Dimanche 27 novembre 2022 – SAHURS – Allure soutenue

Corinne et Alain vous proposent une randonnée de 15 km à allure soutenue (moy.5,5 km/h.).
Départ à 9h00 de la mairie.
Contact : Corinne au 06 70 11 49 00

SAHURS
Ce village, contraste avec La Bouille, sur l’autre rive de la Seine, à l’ombre, ramassée sur elle-même au pied des falaises et dont l’activité est essentiellement tournée vers le fleuve. A Sahurs, l’exposition au sud, la fertilité des terrains alluvionnaires, les riches pâturages irrigués tout au long de l’année, la forêt toute proche voue le village à l’agriculture. Sahurs reste aujourd’hui encore un petit bourg à caractère rural. 

Le manoir de Marbeuf
Louis de Brézé, Sénéchal de Normandie, fait construire ce pavillon en pierre de Caumont en 1515 où, après les parties de chasse en forêt de Roumare, il se plait à recevoir ses amis. A 55 ans il épouse la belle Diane de Poitiers qui n’en a que 15 et qui quelques années après sa mort, en 1533, deviendra, après avoir récupéré la fortune du Sénéchal, la favorite du futur roi Henri II déjà marié avec sa propre cousine Catherine de Médicis depuis 1533 alors qu’il n’avait que 14 ans et dont il eut tout de même 10 enfants.
Plus tard, en 1637, c’est dans la chapelle du manoir, construite en 1520, qu’Anne d’Autriche, mariée au roi Louis XIII, vint faire un voeu de paix… et donna ensuite naissance au futur Louis XIV, ce qui fait dire « Sahurs donne un roi à la France ».
La reine, qui avait promis de faire un don s’il lui naissait un fils, remet alors une Vierge en argent d’un poids de près de 6 kg qui y restera jusqu’à la Révolution.
En 1635, cette chapelle, alors dédiée à Notre-Dame-de-la-Paix, prend le nom « du Vœu » selon la volonté de Pierre de Marbeuf (1596 – 1645), poète, né à Sahurs qui vécut au manoir.

L’église Saint-Sauveur
C’est l’ancienne chapelle du château maintenant détruit. Elle fut construite au XIe siècle. Il reste de ce temps un chevet circulaire et une partie de la nef. Le chœur date du XIIe siècle. Ils sont reconnaissables à leurs fenêtres romanes. Dans les murs, on remarque des arcades qui communiquaient avec des collatéraux disparus. La cloche « Marie-Louise » sonne toujours et date de 1738. À l’intérieur, un retable en bois polychrome du XVe siècle représente une mise au tombeau dont les personnages ont les yeux bridés et la barbe en pointe. Saint-Sauveur conserve également une copie d’un tableau de Guido Reni, représentant l’Annonciation et offert par Napoléon III en 1860.

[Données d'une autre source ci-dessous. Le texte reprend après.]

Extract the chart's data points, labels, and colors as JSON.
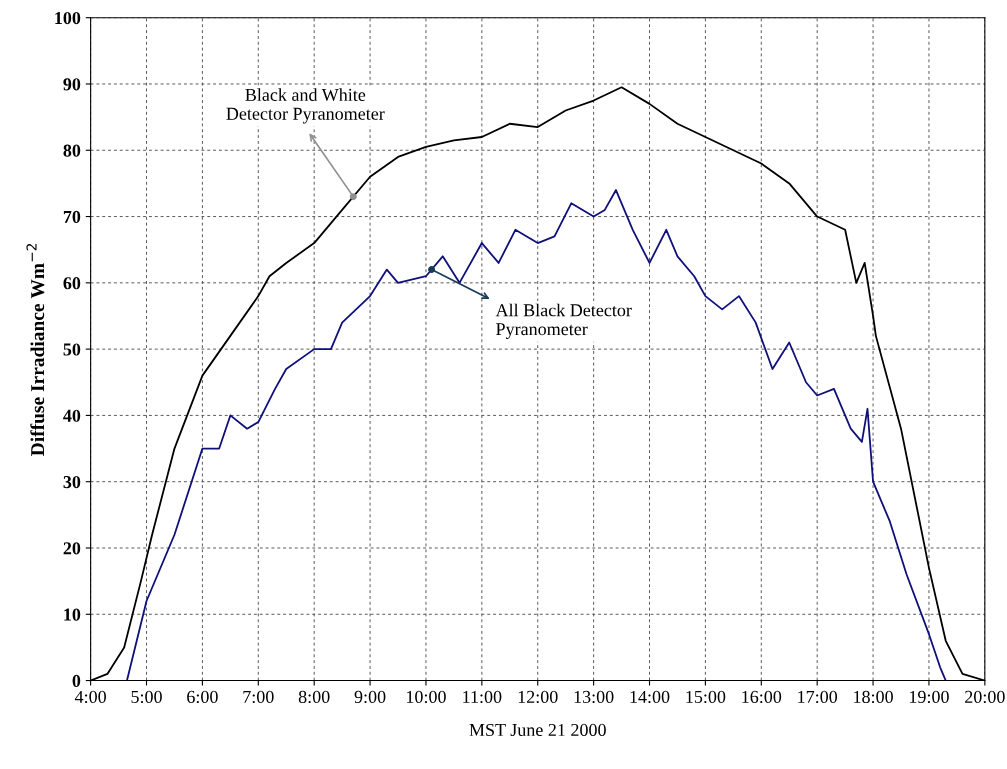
{
  "chart_data": {
    "type": "line",
    "xlabel": "MST June 21 2000",
    "ylabel": "Diffuse Irradiance Wm$^{−2}$",
    "xlim": [
      4,
      20
    ],
    "ylim": [
      0,
      100
    ],
    "xticks": [
      {
        "value": 4,
        "label": "4:00"
      },
      {
        "value": 5,
        "label": "5:00"
      },
      {
        "value": 6,
        "label": "6:00"
      },
      {
        "value": 7,
        "label": "7:00"
      },
      {
        "value": 8,
        "label": "8:00"
      },
      {
        "value": 9,
        "label": "9:00"
      },
      {
        "value": 10,
        "label": "10:00"
      },
      {
        "value": 11,
        "label": "11:00"
      },
      {
        "value": 12,
        "label": "12:00"
      },
      {
        "value": 13,
        "label": "13:00"
      },
      {
        "value": 14,
        "label": "14:00"
      },
      {
        "value": 15,
        "label": "15:00"
      },
      {
        "value": 16,
        "label": "16:00"
      },
      {
        "value": 17,
        "label": "17:00"
      },
      {
        "value": 18,
        "label": "18:00"
      },
      {
        "value": 19,
        "label": "19:00"
      },
      {
        "value": 20,
        "label": "20:00"
      }
    ],
    "yticks": [
      0,
      10,
      20,
      30,
      40,
      50,
      60,
      70,
      80,
      90,
      100
    ],
    "grid": true,
    "marker": "none",
    "line_style": "solid",
    "series": [
      {
        "color": "#000000",
        "x": [
          4.0,
          4.3,
          4.6,
          4.9,
          5.1,
          5.5,
          6.0,
          6.5,
          7.0,
          7.2,
          7.5,
          8.0,
          8.5,
          9.0,
          9.5,
          10.0,
          10.5,
          11.0,
          11.5,
          12.0,
          12.5,
          13.0,
          13.5,
          14.0,
          14.5,
          15.0,
          15.5,
          16.0,
          16.5,
          17.0,
          17.5,
          17.7,
          17.85,
          18.0,
          18.05,
          18.5,
          19.0,
          19.3,
          19.6,
          20.0
        ],
        "values": [
          0,
          1,
          5,
          15,
          22,
          35,
          46,
          52,
          58,
          61,
          63,
          66,
          71,
          76,
          79,
          80.5,
          81.5,
          82,
          84,
          83.5,
          86,
          87.5,
          89.5,
          87,
          84,
          82,
          80,
          78,
          75,
          70,
          68,
          60,
          63,
          55,
          52,
          38,
          17,
          6,
          1,
          0
        ]
      },
      {
        "color": "#10107a",
        "x": [
          4.65,
          5.0,
          5.5,
          6.0,
          6.3,
          6.5,
          6.8,
          7.0,
          7.3,
          7.5,
          8.0,
          8.3,
          8.5,
          9.0,
          9.3,
          9.5,
          10.0,
          10.3,
          10.6,
          11.0,
          11.3,
          11.6,
          12.0,
          12.3,
          12.6,
          13.0,
          13.2,
          13.4,
          13.7,
          14.0,
          14.3,
          14.5,
          14.8,
          15.0,
          15.3,
          15.6,
          15.9,
          16.2,
          16.5,
          16.8,
          17.0,
          17.3,
          17.6,
          17.8,
          17.9,
          18.0,
          18.3,
          18.6,
          19.0,
          19.2,
          19.3
        ],
        "values": [
          0,
          12,
          22,
          35,
          35,
          40,
          38,
          39,
          44,
          47,
          50,
          50,
          54,
          58,
          62,
          60,
          61,
          64,
          60,
          66,
          63,
          68,
          66,
          67,
          72,
          70,
          71,
          74,
          68,
          63,
          68,
          64,
          61,
          58,
          56,
          58,
          54,
          47,
          51,
          45,
          43,
          44,
          38,
          36,
          41,
          30,
          24,
          16,
          7,
          2,
          0
        ]
      }
    ],
    "annotations": [
      {
        "text": "Black and White\nDetector Pyranometer",
        "x": 8.7,
        "y": 73
      },
      {
        "text": "All Black Detector\nPyranometer",
        "x": 10.1,
        "y": 62
      }
    ]
  }
}
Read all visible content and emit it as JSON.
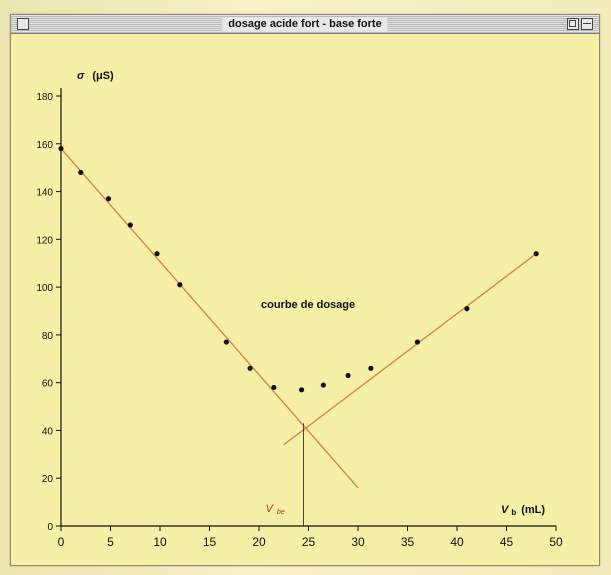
{
  "window": {
    "title": "dosage acide fort - base forte"
  },
  "chart_data": {
    "type": "scatter",
    "title": "courbe de dosage",
    "ylabel": {
      "symbol": "σ",
      "unit": "(μS)"
    },
    "xlabel": {
      "symbol": "V",
      "subscript": "b",
      "unit": "(mL)"
    },
    "xlim": [
      0,
      50
    ],
    "ylim": [
      0,
      180
    ],
    "x_ticks": [
      0,
      5,
      10,
      15,
      20,
      25,
      30,
      35,
      40,
      45,
      50
    ],
    "y_ticks": [
      0,
      20,
      40,
      60,
      80,
      100,
      120,
      140,
      160,
      180
    ],
    "grid": false,
    "series": [
      {
        "points": [
          [
            0,
            158
          ],
          [
            2,
            148
          ],
          [
            4.8,
            137
          ],
          [
            7,
            126
          ],
          [
            9.7,
            114
          ],
          [
            12,
            101
          ],
          [
            16.7,
            77
          ],
          [
            19.1,
            66
          ],
          [
            21.5,
            58
          ],
          [
            24.3,
            57
          ],
          [
            26.5,
            59
          ],
          [
            29,
            63
          ],
          [
            31.3,
            66
          ],
          [
            36,
            77
          ],
          [
            41,
            91
          ],
          [
            48,
            114
          ]
        ]
      }
    ],
    "fit_lines": [
      {
        "from": [
          0,
          158
        ],
        "to": [
          30,
          16
        ]
      },
      {
        "from": [
          22.5,
          34
        ],
        "to": [
          48,
          114
        ]
      }
    ],
    "equivalence": {
      "x": 24.5,
      "label": "V",
      "subscript": "be"
    },
    "colors": {
      "fit_line": "#e07a42",
      "points": "#111111",
      "equivalence_label": "#c02a1a",
      "plot_bg": "#f5f0a6"
    }
  }
}
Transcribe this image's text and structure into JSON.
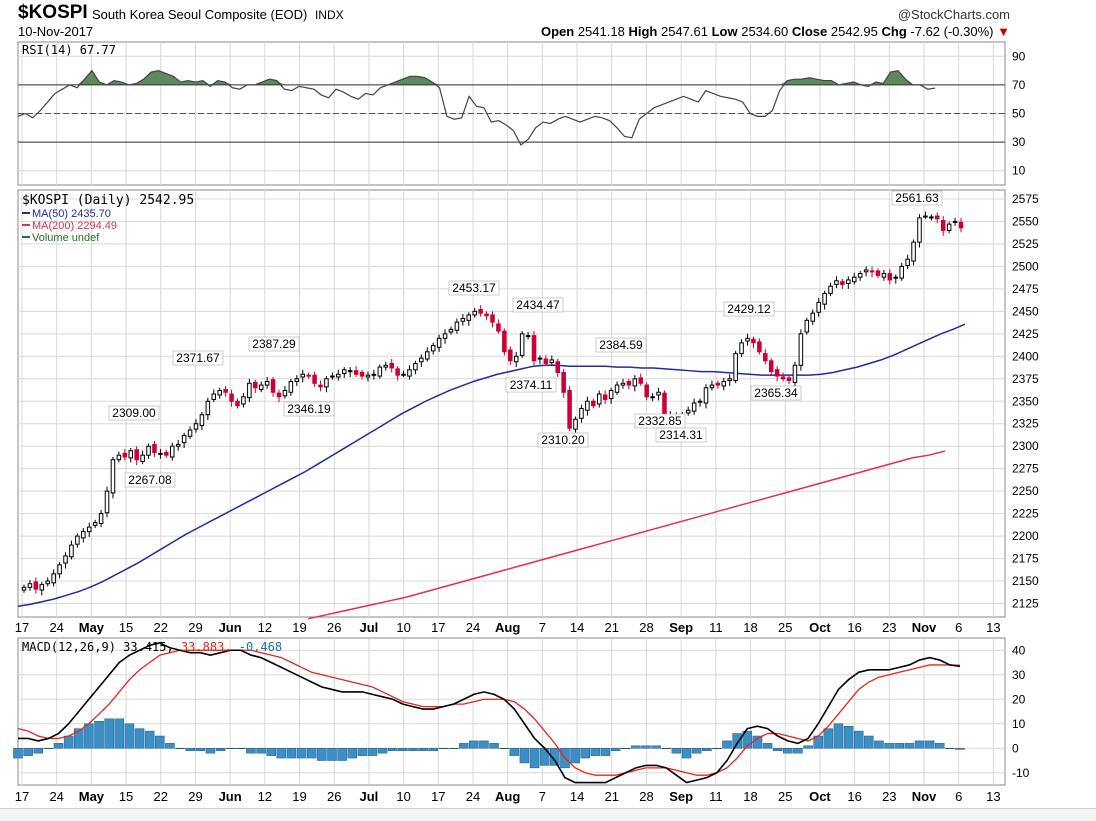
{
  "header": {
    "symbol": "$KOSPI",
    "description": "South Korea Seoul Composite (EOD)",
    "exchange": "INDX",
    "date": "10-Nov-2017",
    "source": "@StockCharts.com",
    "open_label": "Open",
    "open": "2541.18",
    "high_label": "High",
    "high": "2547.61",
    "low_label": "Low",
    "low": "2534.60",
    "close_label": "Close",
    "close": "2542.95",
    "chg_label": "Chg",
    "chg": "-7.62 (-0.30%)",
    "chg_arrow": "▼"
  },
  "colors": {
    "up": "#000000",
    "down": "#cc0033",
    "ma50": "#1f2d9e",
    "ma200": "#e0304a",
    "rsi_fill": "#5c8a5c",
    "macd_line": "#000000",
    "signal_line": "#e8241c",
    "histogram": "#3b8fc7",
    "grid": "#d8d8d8"
  },
  "chart_data": [
    {
      "type": "line",
      "panel": "rsi",
      "label": "RSI(14) 67.77",
      "ylim": [
        0,
        100
      ],
      "ticks": [
        90,
        70,
        50,
        30,
        10
      ],
      "reference_lines": [
        70,
        50,
        30
      ],
      "values": [
        48,
        50,
        47,
        52,
        58,
        64,
        67,
        70,
        68,
        74,
        80,
        72,
        70,
        73,
        72,
        70,
        71,
        74,
        79,
        80,
        78,
        76,
        72,
        73,
        72,
        73,
        69,
        73,
        72,
        68,
        67,
        70,
        70,
        72,
        74,
        73,
        67,
        66,
        69,
        68,
        67,
        63,
        61,
        67,
        65,
        62,
        60,
        64,
        63,
        68,
        70,
        72,
        74,
        76,
        76,
        75,
        72,
        68,
        48,
        46,
        47,
        62,
        55,
        54,
        44,
        45,
        42,
        38,
        28,
        32,
        40,
        44,
        43,
        46,
        48,
        46,
        44,
        46,
        48,
        47,
        45,
        40,
        34,
        33,
        46,
        50,
        54,
        56,
        58,
        60,
        62,
        60,
        58,
        66,
        64,
        62,
        61,
        60,
        58,
        50,
        48,
        48,
        52,
        66,
        73,
        74,
        74,
        75,
        74,
        73,
        73,
        70,
        71,
        72,
        70,
        69,
        72,
        71,
        79,
        80,
        74,
        70,
        70,
        67,
        67.77
      ]
    },
    {
      "type": "candlestick",
      "panel": "price",
      "label": "$KOSPI (Daily) 2542.95",
      "ylim": [
        2110,
        2585
      ],
      "ticks": [
        2575,
        2550,
        2525,
        2500,
        2475,
        2450,
        2425,
        2400,
        2375,
        2350,
        2325,
        2300,
        2275,
        2250,
        2225,
        2200,
        2175,
        2150,
        2125
      ],
      "annotations": [
        {
          "value": "2561.63",
          "text": "2561.63"
        },
        {
          "value": "2453.17",
          "text": "2453.17"
        },
        {
          "value": "2434.47",
          "text": "2434.47"
        },
        {
          "value": "2429.12",
          "text": "2429.12"
        },
        {
          "value": "2387.29",
          "text": "2387.29"
        },
        {
          "value": "2384.59",
          "text": "2384.59"
        },
        {
          "value": "2374.11",
          "text": "2374.11"
        },
        {
          "value": "2371.67",
          "text": "2371.67"
        },
        {
          "value": "2365.34",
          "text": "2365.34"
        },
        {
          "value": "2346.19",
          "text": "2346.19"
        },
        {
          "value": "2332.85",
          "text": "2332.85"
        },
        {
          "value": "2314.31",
          "text": "2314.31"
        },
        {
          "value": "2310.20",
          "text": "2310.20"
        },
        {
          "value": "2309.00",
          "text": "2309.00"
        },
        {
          "value": "2267.08",
          "text": "2267.08"
        }
      ],
      "legend": [
        {
          "name": "MA(50) 2435.70",
          "color": "#1f2d9e"
        },
        {
          "name": "MA(200) 2294.49",
          "color": "#e0304a"
        },
        {
          "name": "Volume undef",
          "color": "#2e6b2e"
        }
      ],
      "close": [
        2143,
        2147,
        2141,
        2146,
        2150,
        2158,
        2168,
        2178,
        2190,
        2200,
        2205,
        2210,
        2215,
        2225,
        2250,
        2285,
        2290,
        2288,
        2295,
        2285,
        2290,
        2300,
        2293,
        2292,
        2290,
        2300,
        2302,
        2312,
        2318,
        2325,
        2335,
        2350,
        2358,
        2362,
        2360,
        2350,
        2345,
        2355,
        2370,
        2365,
        2368,
        2372,
        2360,
        2355,
        2362,
        2372,
        2375,
        2380,
        2378,
        2370,
        2366,
        2375,
        2378,
        2380,
        2385,
        2384,
        2380,
        2378,
        2379,
        2380,
        2388,
        2390,
        2387,
        2379,
        2380,
        2385,
        2392,
        2398,
        2405,
        2412,
        2420,
        2425,
        2430,
        2438,
        2442,
        2446,
        2450,
        2448,
        2445,
        2438,
        2428,
        2405,
        2395,
        2400,
        2425,
        2423,
        2395,
        2398,
        2392,
        2396,
        2382,
        2360,
        2320,
        2330,
        2342,
        2350,
        2345,
        2358,
        2352,
        2362,
        2368,
        2370,
        2368,
        2375,
        2370,
        2355,
        2355,
        2360,
        2332,
        2335,
        2325,
        2335,
        2340,
        2348,
        2350,
        2365,
        2368,
        2368,
        2372,
        2375,
        2403,
        2415,
        2420,
        2415,
        2405,
        2395,
        2383,
        2378,
        2375,
        2373,
        2390,
        2425,
        2440,
        2448,
        2460,
        2470,
        2478,
        2484,
        2480,
        2485,
        2488,
        2492,
        2496,
        2494,
        2490,
        2492,
        2485,
        2488,
        2500,
        2508,
        2527,
        2554,
        2556,
        2555,
        2553,
        2540,
        2547,
        2550,
        2542.95
      ],
      "ma50": [
        2122,
        2124,
        2127,
        2130,
        2134,
        2138,
        2143,
        2149,
        2156,
        2163,
        2170,
        2178,
        2186,
        2194,
        2202,
        2209,
        2216,
        2223,
        2230,
        2237,
        2244,
        2251,
        2258,
        2265,
        2272,
        2280,
        2288,
        2296,
        2304,
        2312,
        2320,
        2328,
        2336,
        2343,
        2350,
        2356,
        2362,
        2367,
        2372,
        2376,
        2380,
        2383,
        2386,
        2389,
        2390,
        2390,
        2389,
        2389,
        2389,
        2389,
        2388,
        2388,
        2387,
        2387,
        2386,
        2385,
        2384,
        2383,
        2383,
        2382,
        2381,
        2380,
        2379,
        2379,
        2379,
        2379,
        2379,
        2380,
        2382,
        2385,
        2388,
        2392,
        2396,
        2401,
        2407,
        2413,
        2419,
        2425,
        2430,
        2435.7
      ],
      "ma200": [
        2108,
        2112,
        2116,
        2120,
        2124,
        2128,
        2132,
        2137,
        2142,
        2147,
        2152,
        2157,
        2162,
        2167,
        2172,
        2177,
        2182,
        2187,
        2192,
        2197,
        2202,
        2207,
        2212,
        2217,
        2222,
        2227,
        2232,
        2237,
        2242,
        2247,
        2252,
        2257,
        2262,
        2267,
        2272,
        2277,
        2282,
        2287,
        2290,
        2294.49
      ]
    },
    {
      "type": "line",
      "panel": "macd",
      "label": "MACD(12,26,9) 33.415, 33.883, -0.468",
      "label_parts": [
        "MACD(12,26,9) 33.415,",
        " 33.883,",
        " -0.468"
      ],
      "ylim": [
        -15,
        45
      ],
      "ticks": [
        40,
        30,
        20,
        10,
        0,
        -10
      ],
      "macd": [
        4,
        4,
        3,
        4,
        6,
        10,
        15,
        20,
        25,
        30,
        35,
        38,
        40,
        42,
        43,
        41,
        40,
        39,
        39,
        38,
        39,
        40,
        40,
        38,
        37,
        35,
        33,
        31,
        29,
        27,
        25,
        24,
        23,
        23,
        23,
        22,
        21,
        20,
        18,
        17,
        16,
        16,
        17,
        18,
        20,
        22,
        23,
        22,
        20,
        16,
        10,
        4,
        0,
        -5,
        -12,
        -14,
        -14,
        -14,
        -14,
        -12,
        -10,
        -8,
        -7,
        -7,
        -8,
        -11,
        -14,
        -13,
        -12,
        -10,
        -5,
        2,
        8,
        9,
        8,
        5,
        3,
        2,
        4,
        10,
        17,
        24,
        28,
        31,
        32,
        32,
        32,
        33,
        34,
        36,
        37,
        36,
        34,
        33.415
      ],
      "signal": [
        8,
        7,
        5,
        4,
        4,
        5,
        7,
        10,
        14,
        18,
        23,
        28,
        32,
        35,
        38,
        39,
        40,
        40,
        40,
        40,
        40,
        40,
        40,
        40,
        39,
        38,
        37,
        35,
        33,
        31,
        30,
        29,
        28,
        27,
        26,
        25,
        23,
        21,
        19,
        18,
        17,
        17,
        17,
        18,
        18,
        19,
        20,
        20,
        20,
        19,
        16,
        12,
        7,
        2,
        -4,
        -8,
        -10,
        -11,
        -11,
        -11,
        -10,
        -9,
        -8,
        -8,
        -8,
        -9,
        -10,
        -11,
        -11,
        -10,
        -8,
        -4,
        1,
        4,
        6,
        6,
        5,
        4,
        3,
        5,
        9,
        14,
        19,
        24,
        27,
        29,
        30,
        31,
        32,
        33,
        34,
        34,
        34,
        33.883
      ],
      "histogram": [
        -4,
        -3,
        -2,
        0,
        2,
        5,
        8,
        10,
        11,
        12,
        12,
        10,
        8,
        7,
        5,
        2,
        0,
        -1,
        -1,
        -2,
        -1,
        0,
        0,
        -2,
        -2,
        -3,
        -4,
        -4,
        -4,
        -4,
        -5,
        -5,
        -5,
        -4,
        -3,
        -3,
        -2,
        -1,
        -1,
        -1,
        -1,
        -1,
        0,
        0,
        2,
        3,
        3,
        2,
        0,
        -3,
        -6,
        -8,
        -7,
        -7,
        -8,
        -6,
        -4,
        -3,
        -3,
        -1,
        0,
        1,
        1,
        1,
        0,
        -2,
        -4,
        -2,
        -1,
        0,
        3,
        6,
        7,
        5,
        2,
        -1,
        -2,
        -2,
        1,
        5,
        8,
        10,
        9,
        7,
        5,
        3,
        2,
        2,
        2,
        3,
        3,
        2,
        0,
        -0.468
      ]
    }
  ],
  "x_axis": {
    "labels": [
      {
        "text": "17",
        "bold": false
      },
      {
        "text": "24",
        "bold": false
      },
      {
        "text": "May",
        "bold": true
      },
      {
        "text": "15",
        "bold": false
      },
      {
        "text": "22",
        "bold": false
      },
      {
        "text": "29",
        "bold": false
      },
      {
        "text": "Jun",
        "bold": true
      },
      {
        "text": "12",
        "bold": false
      },
      {
        "text": "19",
        "bold": false
      },
      {
        "text": "26",
        "bold": false
      },
      {
        "text": "Jul",
        "bold": true
      },
      {
        "text": "10",
        "bold": false
      },
      {
        "text": "17",
        "bold": false
      },
      {
        "text": "24",
        "bold": false
      },
      {
        "text": "Aug",
        "bold": true
      },
      {
        "text": "7",
        "bold": false
      },
      {
        "text": "14",
        "bold": false
      },
      {
        "text": "21",
        "bold": false
      },
      {
        "text": "28",
        "bold": false
      },
      {
        "text": "Sep",
        "bold": true
      },
      {
        "text": "11",
        "bold": false
      },
      {
        "text": "18",
        "bold": false
      },
      {
        "text": "25",
        "bold": false
      },
      {
        "text": "Oct",
        "bold": true
      },
      {
        "text": "16",
        "bold": false
      },
      {
        "text": "23",
        "bold": false
      },
      {
        "text": "Nov",
        "bold": true
      },
      {
        "text": "6",
        "bold": false
      },
      {
        "text": "13",
        "bold": false
      }
    ]
  }
}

L’ancien château de Soquence
Edifié à la fin du 16ème siècle par Charles Gruchet, conseiller au parlement de Rouen, Soquence abrite une « maison de campagne » typique de la période de la Renaissance en Normandie. Le corps de logis, modeste ici, qui s’organise autour d’une cour centrale, adopte la forme traditionnelle en U : les ailes perpendiculaires sont réservées aux communs, et la partie centrale, découpée en son milieu par une grande arcade, s’ouvre sur une succession de terrasses exposées au sud et dévalant vers la Seine ; on parle à l’époque du « beau et fructueux vignoble de Soquence ». Cet ancien monument est souvent confondu avec le château de Soquence qui est une bâtisse en brique et pierre de 1840 de style néo-gothique.

Le château de Trémauville
Le château, de belle apparence, ouvre ses très nombreuses fenêtres sur la Seine. Il est habité à la fin de l’Ancien Régime par le marquis de Trémauville, seigneur de Sahurs qui lui donne ainsi son nom. Les communs datent du XVIIe siècle, le logis, quant à lui, est reconstruit à la fin du XVIIIe siècle.